Petitioner, John Zsigray, went through a drive-through at a McDonald’s restaurant in Glenville and allegedly became involved in a verbal altercation with Respondent, Cindy Langman, who was the restaurant’s general manager. Petitioner and Langman had had a prior incident of a similar nature. Langman made a police report, after which Petitioner was arrested and charged with criminal harassment. Petitioner was acquitted following a jury trial in February, 2016.
Thereafter, Petitioner filed a civil suit against Langman and Respondent, J. W. Ebert Corporation, for which Langman was working at the time of the underlying incident. Petitioner asserted claims of defamation and intentional infliction of emotional distress (“IIED”) The trial court dismissed Petitioner’s defamation claim under Rule 12(b)(6). The trial court also granted summary judgment with respect to the IIED claim, finding, as a matter of law, that Langman’s conduct was not extreme or outrageous.
Petitioner:
Petitioner rejects the argument that Langman’s statements to police were privileged. To accept an absolute privilege in this context would “completely shut down all avenues for a plaintiff to have any recourse when falsely arrested.” Furthermore, qualified privilege would not apply because Langman did not act in good faith but, instead, was lying to police in an effort to have Petitioner arrested. Regarding the IIED claim, Petitioner argues that Langman’s conduct was, indeed, outrageous because she effectively “turned a customer’s disagreement regarding a sandwich into an arrest for a crime [Petitioner] did not commit.”
Respondents:
Respondents argued that Petitioner’s appeal should be dismissed. First, Petitioner failed to timely file his brief according to the Supreme Court’s scheduling order. Second, Petitioner’s assignment of error regarding the slander claim was not asserted in Petitioner’s notice of appeal and, therefore, was not properly preserved for appeal. Regarding the merits, Respondents argue that all of Langman’s statements to the police are absolutely privileged because they were made as part of the preliminary steps to a judicial proceeding. Furthermore, making a report to police under these circumstances cannot possibly constitute extreme or outrageous conduct.
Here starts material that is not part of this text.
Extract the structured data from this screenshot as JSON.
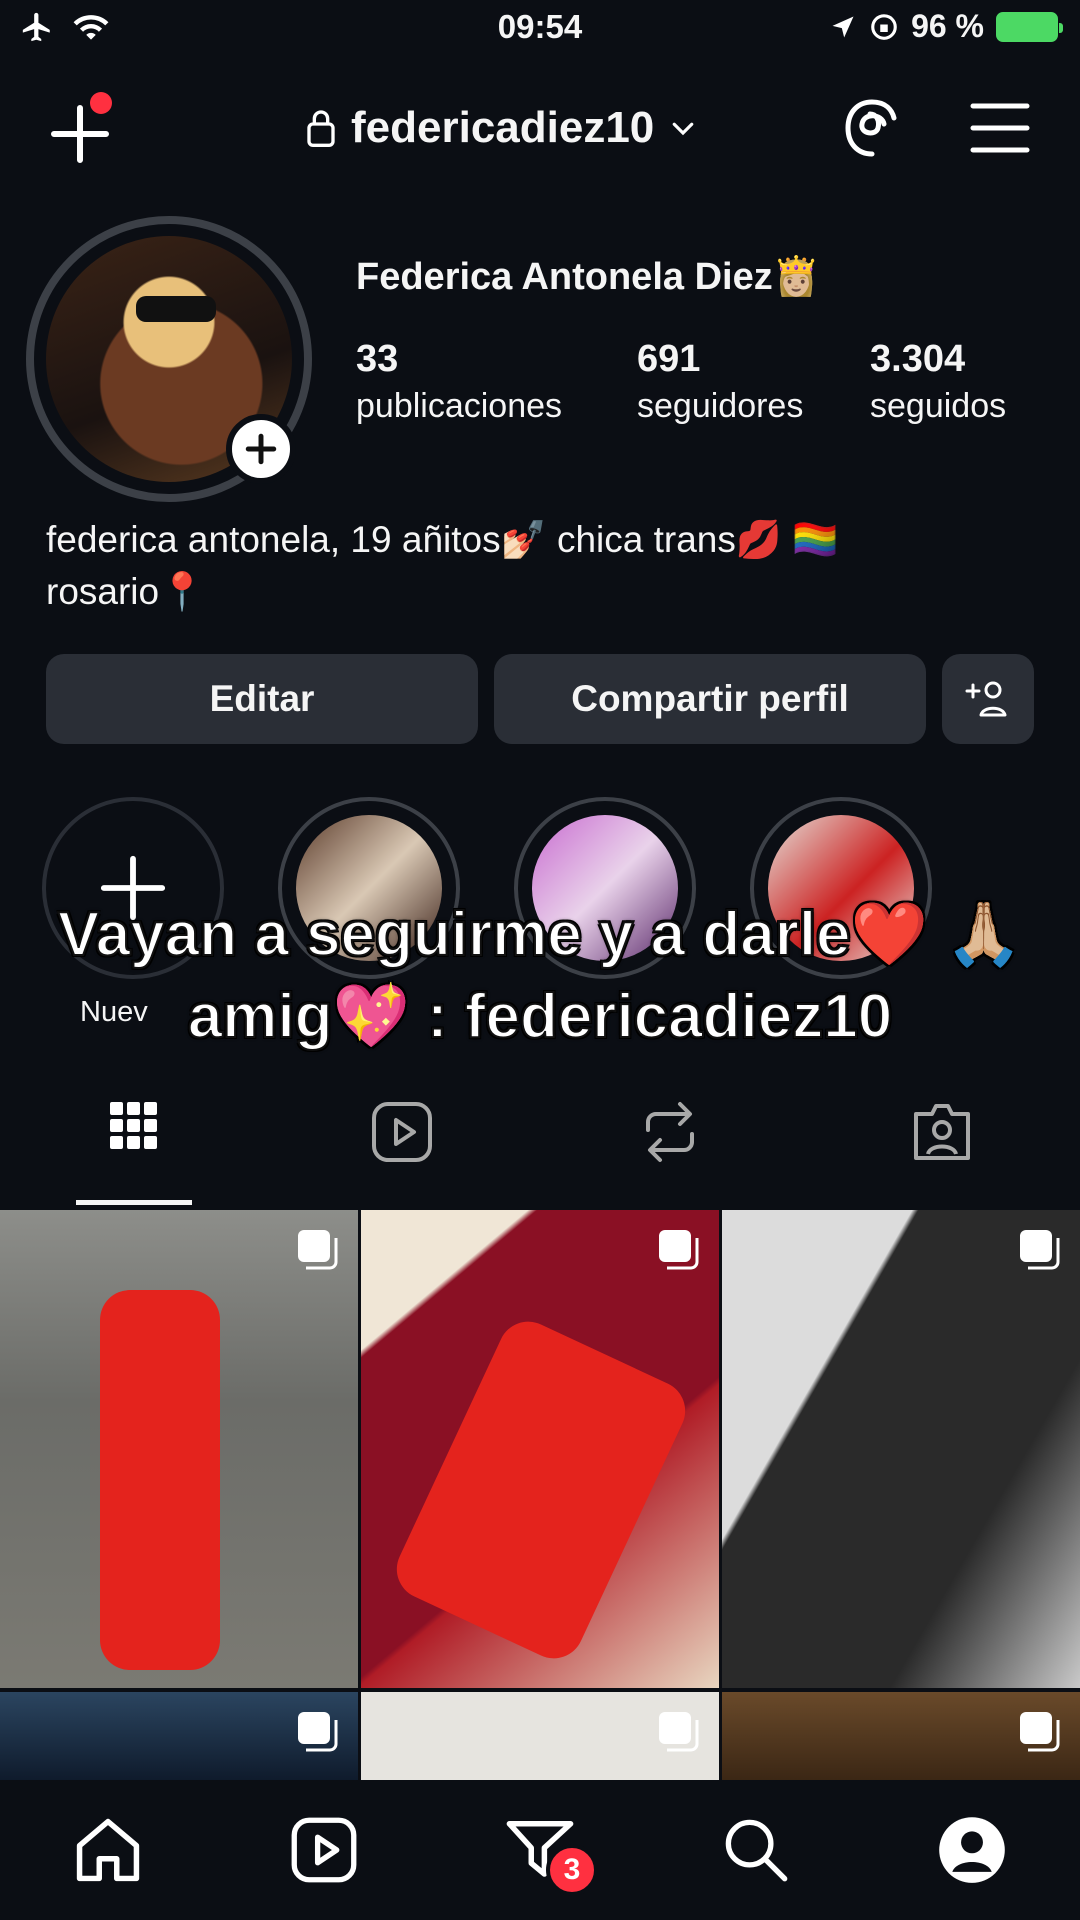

The Supreme Court has assigned this appeal to its Rule 20 docket. Therefore, the Court anticipates writing a new syllabus point. It is possible that the Court is interested in writing a syllabus explaining what must be set forth in a notice of appeal and what consequences follow if a notice is deficient. If the Court reaches the merits, it is likely to focus on the privilege issue, providing us with a syllabus explaining how privilege applies when statements are made in the course of a criminal investigation.